Nell’Irlanda di metà degli anni 80 Bill gestisce con fatica e tanta dignità un’attività di rivendita di carbone. Ogni giorno ne carica i pesanti sacchi e li porta ai suoi clienti, tra i quali il convento locale, con realtiv scuola e Casa Magdalene. Volente o nolente, non può non notare le ragazze che lavorano nell’annessa lavanderia, alcune delle quali dell’età delle maggiori delle sue figlie, dedite tristemente al lavoro, portate lì a forza dai loro genitori per scontare la loro “vergogna”. Ma Bill, per quieto vivere, fa finta di niente. Lui deve pensare alla famiglia, alle bocche da sfamare e deve chiudere anche le orecchie alle grida di sofferenza che sente, perché le suore, guidate da Suor Mary, sono tanto potenti, il cuore dell’economia locale.
Di contro, anche lui però ha un passato doloroso, che ha dei punti di contatto con la tragedia di quelle ragazze. Una condizione che pungola ogni giorno la sua coscienza, ponendolo davanti alla scelta di non guardare più dall’altra parte.
Piccole cose come queste (Small Things Like These), diretto da Tim Mielants (Peaky Blinders), è tratto dalla novella della scrittrice irlandese Claire Keegan, pubblicata in Italia con il titolo Piccole cose da nulla da Einaudi. Non narra la storia di un eroe contro i mulini a vento, ma di un uomo che, pur con una decisione tormentata, fa ciò che ritiene giusto, da uomo retto che, al contrario di molti bigotti della sua stessa comunità, segue l’insegnamento di Gesù “Tutte le cose che volete che gli uomini facciano a voi, anche voi dovete farle a loro” (Matteo 7:12).

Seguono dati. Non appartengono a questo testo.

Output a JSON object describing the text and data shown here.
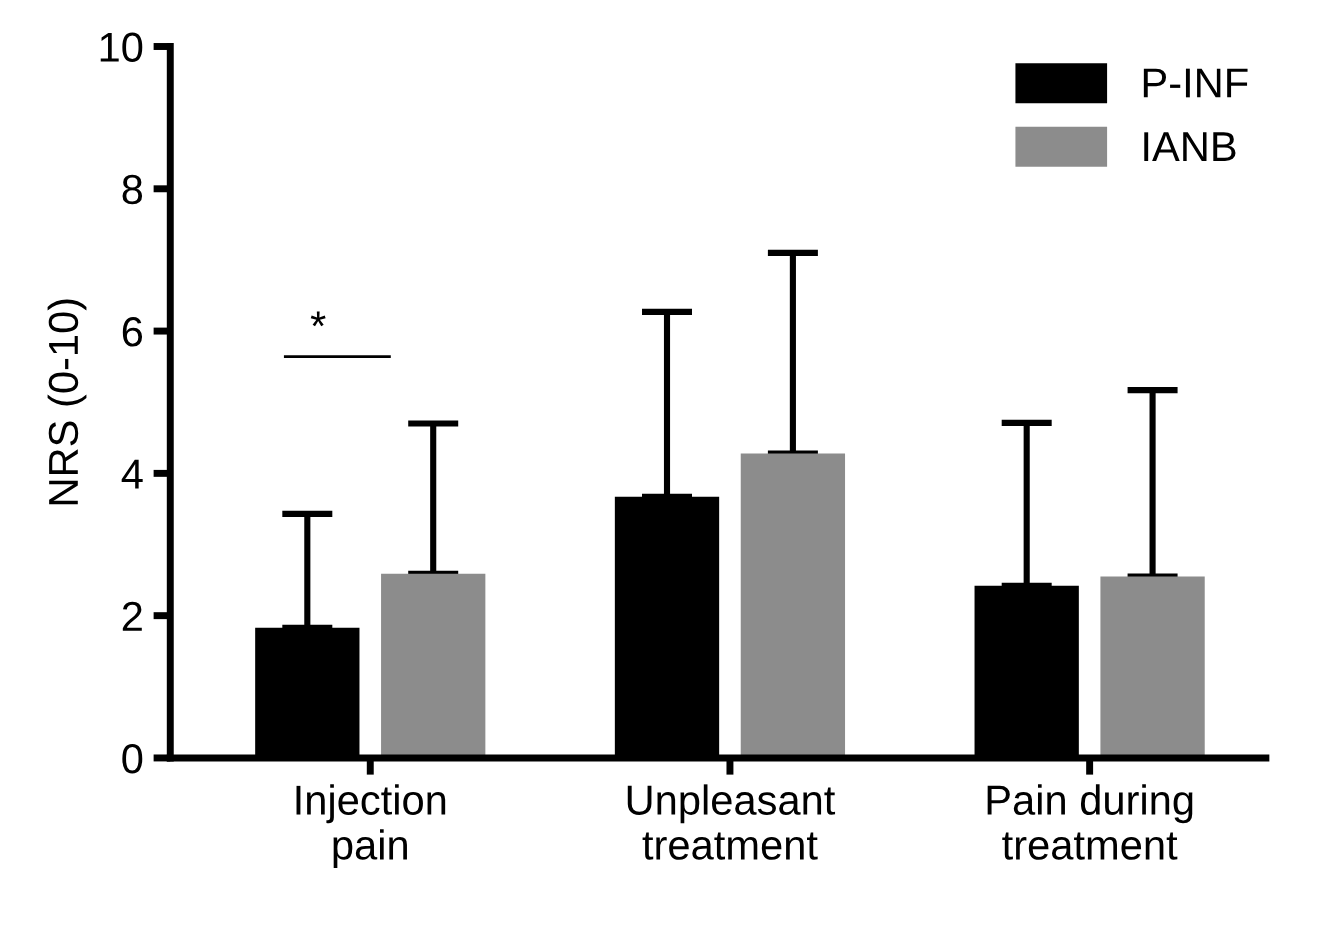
{
  "chart_data": {
    "type": "bar",
    "ylabel": "NRS (0-10)",
    "categories": [
      "Injection\npain",
      "Unpleasant\ntreatment",
      "Pain during\ntreatment"
    ],
    "series": [
      {
        "name": "P-INF",
        "color": "#000000",
        "values": [
          1.83,
          3.67,
          2.42
        ],
        "errors": [
          [
            1.83,
            3.43
          ],
          [
            3.67,
            6.27
          ],
          [
            2.42,
            4.71
          ]
        ]
      },
      {
        "name": "IANB",
        "color": "#8c8c8c",
        "values": [
          2.59,
          4.28,
          2.55
        ],
        "errors": [
          [
            2.59,
            4.7
          ],
          [
            4.28,
            7.1
          ],
          [
            2.55,
            5.17
          ]
        ]
      }
    ],
    "ylim": [
      0,
      10
    ],
    "yticks": [
      0,
      2,
      4,
      6,
      8,
      10
    ],
    "grid": false,
    "legend": "top right",
    "annotations": [
      "*"
    ]
  }
}
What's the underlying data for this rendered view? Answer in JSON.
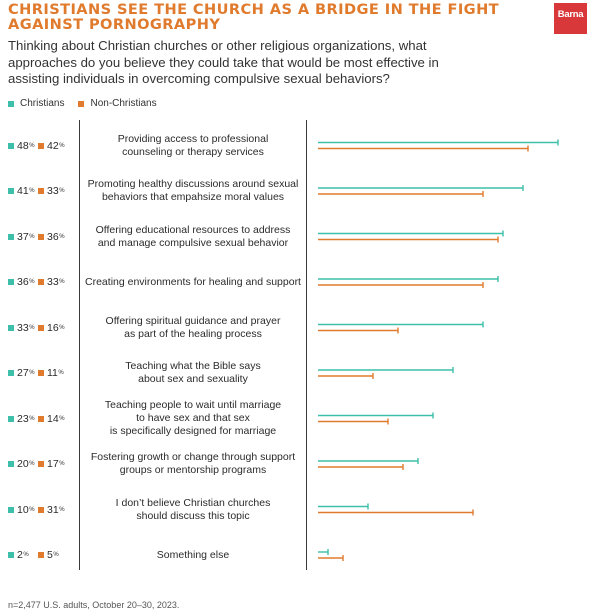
{
  "header": {
    "title": "CHRISTIANS SEE THE CHURCH AS A BRIDGE IN THE FIGHT AGAINST PORNOGRAPHY",
    "logo": "Barna",
    "question": "Thinking about Christian churches or other religious organizations, what approaches do you believe they could take that would be most effective in assisting individuals in overcoming compulsive sexual behaviors?"
  },
  "footnote": "n=2,477 U.S. adults, October 20–30, 2023.",
  "colors": {
    "christians": "#3dbfa9",
    "non_christians": "#e07b2e"
  },
  "chart_data": {
    "type": "bar",
    "orientation": "horizontal",
    "title": "CHRISTIANS SEE THE CHURCH AS A BRIDGE IN THE FIGHT AGAINST PORNOGRAPHY",
    "xlim": [
      0,
      50
    ],
    "unit": "%",
    "legend": [
      "Christians",
      "Non-Christians"
    ],
    "categories": [
      "Providing access to professional\ncounseling or therapy services",
      "Promoting healthy discussions around sexual\nbehaviors that empahsize moral values",
      "Offering educational resources to address\nand manage compulsive sexual behavior",
      "Creating environments for healing and support",
      "Offering spiritual guidance and prayer\nas part of the healing process",
      "Teaching what the Bible says\nabout sex and sexuality",
      "Teaching people to wait until marriage\nto have sex and that sex\nis specifically designed for marriage",
      "Fostering growth or change through support\ngroups or mentorship programs",
      "I don’t believe Christian churches\nshould discuss this topic",
      "Something else"
    ],
    "series": [
      {
        "name": "Christians",
        "values": [
          48,
          41,
          37,
          36,
          33,
          27,
          23,
          20,
          10,
          2
        ]
      },
      {
        "name": "Non-Christians",
        "values": [
          42,
          33,
          36,
          33,
          16,
          11,
          14,
          17,
          31,
          5
        ]
      }
    ]
  }
}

Ovvero dalla passività di chi si limita a farsi i fatti propri, a non fare per non sbagliare, per non compromettere gli equilibri, passa all’azione, alla luce della consapevolezza di ciò che affiora dal suo passato.
Tim Mielants poggia il suo racconto sul granitico volto di Cillian Murphy, i cui silenzi sono più espressivi di mille dialoghi, ma anche sulla sottrazione. Decide di adottare il punto di vista di Bill in modo visivo e uditivo. Non entriamo mai nel convento, ma come Bill percepiamo sprazzi di dolore sensorialmente. Dai primi e primissimi piani osserviamo il tormento di Bill, la sofferta meditazione. Il dettaglio sulle mani sporche di carbone, che Bill cerca disperatamente di esfoliare, quasi a cercare di togliersi dalla pelle ciò che vede, è l’espressione del suo percorso umano.
Di contro, lo sguardo su Suor Mary è freddo e distaccato come il personaggio. Emily Watson ne restituisce la logica freddezza con piglio deciso e autorevole.
Piccole cose come queste, a dispetto del titolo, è tutt’altro che un piccolo film, nonostante il suo minimalismo. È altresì un racconto di un periodo storico in cui il dominio delle Case Magdalene in Irlanda ha cominciato a scalfirsi, grazie a chi ha deciso di non girarsi dall’altra parte, anche se fu poi negli anni ’90 che i dettagli più agghiaccianti vennero a galla.